SIR: Michael Wilding’s review of Isaac Singer’s The Image, and Other Stories starts interestingly enough, but the latter half, in which he discusses Singer’s attitude towards sex, seems to me one of the feeblest examples of precious as-if-but-far-from-really liberal analysis yet to be offered by an academic – in this case, an academic who, as I see from your biographical columns, doubles as a writer. Of Singer’s blinkered ‘sexism’ one could agree just as easily that he shows a remorseless honesty in the way he describes wilful male promiscuity in, say, Shosha.
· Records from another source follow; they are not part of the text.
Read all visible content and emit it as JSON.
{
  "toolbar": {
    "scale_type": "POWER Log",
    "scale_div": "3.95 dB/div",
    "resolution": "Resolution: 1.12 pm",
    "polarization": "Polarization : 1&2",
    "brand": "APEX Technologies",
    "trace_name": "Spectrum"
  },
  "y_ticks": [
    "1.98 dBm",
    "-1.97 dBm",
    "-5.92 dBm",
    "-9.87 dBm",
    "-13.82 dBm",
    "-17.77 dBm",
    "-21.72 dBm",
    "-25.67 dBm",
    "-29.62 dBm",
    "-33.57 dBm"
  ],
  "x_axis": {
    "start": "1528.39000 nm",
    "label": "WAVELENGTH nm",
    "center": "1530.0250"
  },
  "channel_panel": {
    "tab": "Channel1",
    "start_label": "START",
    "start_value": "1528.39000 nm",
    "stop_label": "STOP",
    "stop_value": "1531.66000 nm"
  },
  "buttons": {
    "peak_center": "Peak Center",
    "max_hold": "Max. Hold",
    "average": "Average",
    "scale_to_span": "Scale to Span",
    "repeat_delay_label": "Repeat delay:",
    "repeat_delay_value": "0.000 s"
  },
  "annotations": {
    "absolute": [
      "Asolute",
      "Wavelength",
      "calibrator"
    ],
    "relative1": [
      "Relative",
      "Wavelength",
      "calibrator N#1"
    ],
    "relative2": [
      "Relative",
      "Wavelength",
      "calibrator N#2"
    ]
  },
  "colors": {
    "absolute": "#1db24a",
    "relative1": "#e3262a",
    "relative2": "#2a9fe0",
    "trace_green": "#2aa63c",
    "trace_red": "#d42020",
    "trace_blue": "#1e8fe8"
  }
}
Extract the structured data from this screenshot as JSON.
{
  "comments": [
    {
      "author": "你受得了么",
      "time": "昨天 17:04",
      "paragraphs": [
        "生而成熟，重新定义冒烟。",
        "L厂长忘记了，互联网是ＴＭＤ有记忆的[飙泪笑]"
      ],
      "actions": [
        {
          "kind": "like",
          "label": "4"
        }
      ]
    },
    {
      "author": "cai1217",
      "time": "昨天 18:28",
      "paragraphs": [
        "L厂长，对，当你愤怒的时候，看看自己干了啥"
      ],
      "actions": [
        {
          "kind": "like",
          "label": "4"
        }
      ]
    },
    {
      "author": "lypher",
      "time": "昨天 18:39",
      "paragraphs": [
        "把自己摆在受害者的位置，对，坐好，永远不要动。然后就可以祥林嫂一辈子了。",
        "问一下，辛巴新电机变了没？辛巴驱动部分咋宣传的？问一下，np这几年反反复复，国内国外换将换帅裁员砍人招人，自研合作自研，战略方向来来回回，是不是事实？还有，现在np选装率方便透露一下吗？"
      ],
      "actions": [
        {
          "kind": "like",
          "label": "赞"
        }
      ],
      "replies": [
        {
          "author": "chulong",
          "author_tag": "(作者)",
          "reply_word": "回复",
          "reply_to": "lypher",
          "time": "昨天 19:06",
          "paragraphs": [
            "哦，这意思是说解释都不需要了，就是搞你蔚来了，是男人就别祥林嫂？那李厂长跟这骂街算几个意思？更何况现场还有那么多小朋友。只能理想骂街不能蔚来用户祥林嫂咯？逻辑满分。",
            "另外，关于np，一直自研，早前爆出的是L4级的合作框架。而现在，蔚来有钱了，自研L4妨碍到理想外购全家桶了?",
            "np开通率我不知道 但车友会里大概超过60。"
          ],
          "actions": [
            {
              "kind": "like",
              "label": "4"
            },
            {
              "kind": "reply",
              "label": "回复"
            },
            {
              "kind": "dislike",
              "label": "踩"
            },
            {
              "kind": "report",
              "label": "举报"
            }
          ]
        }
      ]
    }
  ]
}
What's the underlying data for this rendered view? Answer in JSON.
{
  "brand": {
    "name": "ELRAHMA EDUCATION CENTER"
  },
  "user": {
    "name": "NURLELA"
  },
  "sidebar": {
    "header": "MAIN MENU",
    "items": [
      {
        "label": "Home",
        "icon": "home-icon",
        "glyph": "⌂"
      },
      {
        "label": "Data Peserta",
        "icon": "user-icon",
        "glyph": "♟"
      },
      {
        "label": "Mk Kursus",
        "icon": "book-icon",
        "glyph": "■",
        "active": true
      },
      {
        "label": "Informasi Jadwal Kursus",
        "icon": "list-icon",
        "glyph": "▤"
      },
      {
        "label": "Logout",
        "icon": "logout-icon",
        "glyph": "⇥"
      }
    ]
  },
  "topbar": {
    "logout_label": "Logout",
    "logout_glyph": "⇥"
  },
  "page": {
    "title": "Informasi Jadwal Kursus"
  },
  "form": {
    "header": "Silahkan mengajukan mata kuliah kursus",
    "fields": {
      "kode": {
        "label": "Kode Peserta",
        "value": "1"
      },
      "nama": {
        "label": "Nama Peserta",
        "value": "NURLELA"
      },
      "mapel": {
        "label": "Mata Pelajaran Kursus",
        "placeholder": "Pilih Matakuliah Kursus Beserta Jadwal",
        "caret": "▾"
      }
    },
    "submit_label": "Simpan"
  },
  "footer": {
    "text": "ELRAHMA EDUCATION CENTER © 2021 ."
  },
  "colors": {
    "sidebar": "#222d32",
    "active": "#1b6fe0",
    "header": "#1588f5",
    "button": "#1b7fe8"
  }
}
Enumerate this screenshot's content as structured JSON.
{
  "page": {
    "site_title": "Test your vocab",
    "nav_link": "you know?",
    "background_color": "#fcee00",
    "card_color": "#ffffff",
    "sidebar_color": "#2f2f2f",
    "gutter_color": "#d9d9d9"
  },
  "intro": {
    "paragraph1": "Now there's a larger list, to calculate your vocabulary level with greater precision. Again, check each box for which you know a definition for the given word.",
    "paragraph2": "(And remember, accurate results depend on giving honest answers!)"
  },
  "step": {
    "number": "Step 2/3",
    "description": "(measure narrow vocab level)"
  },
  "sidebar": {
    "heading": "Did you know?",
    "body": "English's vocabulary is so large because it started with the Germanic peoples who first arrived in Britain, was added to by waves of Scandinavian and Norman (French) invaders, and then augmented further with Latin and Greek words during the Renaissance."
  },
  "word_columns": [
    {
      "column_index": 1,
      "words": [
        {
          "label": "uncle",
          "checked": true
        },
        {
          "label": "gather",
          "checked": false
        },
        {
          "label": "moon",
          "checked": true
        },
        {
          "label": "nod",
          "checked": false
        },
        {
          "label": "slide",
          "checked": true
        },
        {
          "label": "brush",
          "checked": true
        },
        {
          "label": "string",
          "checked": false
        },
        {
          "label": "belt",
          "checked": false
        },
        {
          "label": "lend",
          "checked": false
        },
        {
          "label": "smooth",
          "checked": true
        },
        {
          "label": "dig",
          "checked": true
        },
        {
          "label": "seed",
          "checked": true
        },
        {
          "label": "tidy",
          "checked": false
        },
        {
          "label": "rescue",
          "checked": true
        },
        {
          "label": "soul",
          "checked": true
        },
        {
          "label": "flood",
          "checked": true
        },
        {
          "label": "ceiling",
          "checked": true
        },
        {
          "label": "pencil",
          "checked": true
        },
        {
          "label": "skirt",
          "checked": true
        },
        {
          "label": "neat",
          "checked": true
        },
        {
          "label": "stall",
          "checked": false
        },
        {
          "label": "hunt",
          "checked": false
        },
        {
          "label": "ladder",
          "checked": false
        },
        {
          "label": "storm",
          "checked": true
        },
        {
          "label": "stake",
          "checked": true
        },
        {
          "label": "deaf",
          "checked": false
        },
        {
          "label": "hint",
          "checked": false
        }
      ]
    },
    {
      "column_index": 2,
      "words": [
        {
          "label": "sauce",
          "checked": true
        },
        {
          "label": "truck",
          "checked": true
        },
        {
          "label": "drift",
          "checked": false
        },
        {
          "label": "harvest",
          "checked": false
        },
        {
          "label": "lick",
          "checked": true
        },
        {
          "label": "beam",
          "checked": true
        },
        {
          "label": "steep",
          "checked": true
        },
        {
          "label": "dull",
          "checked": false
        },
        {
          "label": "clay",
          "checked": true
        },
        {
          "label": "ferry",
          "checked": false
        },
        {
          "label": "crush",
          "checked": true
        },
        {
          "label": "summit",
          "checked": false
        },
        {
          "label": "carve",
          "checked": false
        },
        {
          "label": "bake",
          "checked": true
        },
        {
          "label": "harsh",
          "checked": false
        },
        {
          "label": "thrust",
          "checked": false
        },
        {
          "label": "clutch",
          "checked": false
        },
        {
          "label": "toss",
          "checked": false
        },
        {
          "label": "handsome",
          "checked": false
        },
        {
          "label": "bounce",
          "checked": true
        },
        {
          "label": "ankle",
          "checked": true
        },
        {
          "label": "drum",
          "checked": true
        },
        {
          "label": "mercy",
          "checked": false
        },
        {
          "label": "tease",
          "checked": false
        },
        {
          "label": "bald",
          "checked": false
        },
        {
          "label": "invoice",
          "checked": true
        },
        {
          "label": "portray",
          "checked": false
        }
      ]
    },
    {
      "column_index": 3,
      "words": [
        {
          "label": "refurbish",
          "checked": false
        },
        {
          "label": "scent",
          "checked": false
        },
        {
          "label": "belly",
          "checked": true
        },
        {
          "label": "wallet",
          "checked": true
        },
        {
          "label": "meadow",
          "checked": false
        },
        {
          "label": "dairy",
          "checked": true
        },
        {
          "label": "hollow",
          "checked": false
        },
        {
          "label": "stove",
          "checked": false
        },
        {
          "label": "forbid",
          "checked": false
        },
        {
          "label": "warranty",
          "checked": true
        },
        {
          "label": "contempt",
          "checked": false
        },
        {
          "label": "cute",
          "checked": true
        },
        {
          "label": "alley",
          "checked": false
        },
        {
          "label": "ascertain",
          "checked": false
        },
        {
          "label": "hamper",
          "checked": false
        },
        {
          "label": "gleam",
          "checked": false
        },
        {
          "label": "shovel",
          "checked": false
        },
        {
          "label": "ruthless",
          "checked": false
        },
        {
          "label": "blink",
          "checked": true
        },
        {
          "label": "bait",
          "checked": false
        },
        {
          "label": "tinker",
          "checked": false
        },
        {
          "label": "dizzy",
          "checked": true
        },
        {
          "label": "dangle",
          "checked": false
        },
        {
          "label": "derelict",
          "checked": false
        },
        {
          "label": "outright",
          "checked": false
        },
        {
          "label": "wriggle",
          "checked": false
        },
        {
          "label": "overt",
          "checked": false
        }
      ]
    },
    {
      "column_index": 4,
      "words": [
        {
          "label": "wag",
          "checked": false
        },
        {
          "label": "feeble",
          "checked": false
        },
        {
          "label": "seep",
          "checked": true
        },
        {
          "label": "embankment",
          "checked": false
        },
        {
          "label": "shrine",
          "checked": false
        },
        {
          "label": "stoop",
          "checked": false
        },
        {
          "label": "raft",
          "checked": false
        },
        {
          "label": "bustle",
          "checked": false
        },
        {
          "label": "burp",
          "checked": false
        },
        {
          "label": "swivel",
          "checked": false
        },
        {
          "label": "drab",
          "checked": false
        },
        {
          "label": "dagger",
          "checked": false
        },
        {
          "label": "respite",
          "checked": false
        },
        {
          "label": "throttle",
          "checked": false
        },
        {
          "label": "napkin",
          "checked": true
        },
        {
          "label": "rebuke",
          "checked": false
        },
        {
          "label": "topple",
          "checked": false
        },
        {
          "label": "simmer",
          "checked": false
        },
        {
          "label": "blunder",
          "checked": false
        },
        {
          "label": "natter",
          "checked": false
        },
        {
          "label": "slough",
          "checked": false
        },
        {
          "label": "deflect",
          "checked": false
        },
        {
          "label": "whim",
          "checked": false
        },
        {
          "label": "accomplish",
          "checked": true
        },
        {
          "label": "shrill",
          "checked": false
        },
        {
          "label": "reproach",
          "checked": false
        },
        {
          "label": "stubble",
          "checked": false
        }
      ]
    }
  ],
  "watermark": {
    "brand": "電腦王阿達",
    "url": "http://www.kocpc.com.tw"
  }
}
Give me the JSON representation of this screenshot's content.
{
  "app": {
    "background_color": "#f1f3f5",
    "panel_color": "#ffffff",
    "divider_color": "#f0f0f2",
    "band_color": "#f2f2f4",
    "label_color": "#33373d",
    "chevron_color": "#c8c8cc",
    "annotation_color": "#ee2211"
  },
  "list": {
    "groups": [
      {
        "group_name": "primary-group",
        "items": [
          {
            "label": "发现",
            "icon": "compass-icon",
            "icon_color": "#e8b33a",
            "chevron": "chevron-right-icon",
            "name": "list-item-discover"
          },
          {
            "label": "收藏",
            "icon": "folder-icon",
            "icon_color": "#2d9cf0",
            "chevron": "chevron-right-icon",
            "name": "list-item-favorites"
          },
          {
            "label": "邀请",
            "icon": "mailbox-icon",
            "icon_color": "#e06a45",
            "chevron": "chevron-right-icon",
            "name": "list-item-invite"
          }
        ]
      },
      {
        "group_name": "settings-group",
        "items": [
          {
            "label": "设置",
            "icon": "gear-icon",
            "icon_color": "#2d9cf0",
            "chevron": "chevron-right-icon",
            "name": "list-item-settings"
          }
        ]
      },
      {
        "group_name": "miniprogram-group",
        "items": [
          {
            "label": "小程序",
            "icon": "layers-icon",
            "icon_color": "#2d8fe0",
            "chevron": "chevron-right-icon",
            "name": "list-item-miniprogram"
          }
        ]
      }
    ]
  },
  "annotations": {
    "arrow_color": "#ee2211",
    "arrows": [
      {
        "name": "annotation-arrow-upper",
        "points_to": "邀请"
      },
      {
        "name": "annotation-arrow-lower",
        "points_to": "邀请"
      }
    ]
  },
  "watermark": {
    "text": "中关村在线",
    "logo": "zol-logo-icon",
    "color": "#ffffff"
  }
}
Contrary to what Wilding says, Singer confronts Marxism and a hundred others isms and ologies very fully in his epic novels. In addition, for every harsh picture of a liberated female there is an equally positive portrait of a radically-minded, independent woman. As for Wilding’s claim that lack of political or work-place ‘foregrounding’ leads to politically conservative preoccupations with sex and occultism, that strikes me as about as subtle as New Society on a bad day. Where is work more ‘foregrounded’ than in The Manor, in the description of Calum Jacoby’s estate management? Or in the passages on herding in The Slave?

John Murray
Panurge, Cleator Moor, Cumbria

Alexander Adam

SIR: I should like to ask for information as to the whereabouts of ‘Manuscript Memoranda’ by Dr Alexander Adam, Rector of the High School of Edinburgh between 1768-1809 and the teacher of many of the illustrious men of the Scottish Enlightenment, including Sir Walter Scott, Lords Cockburn, Brougham and Jeffrey, Dugald Stewart and Francis Horner. I am researching through the Open University into the influence of Adams on culture in Edinburgh during the late 18th century.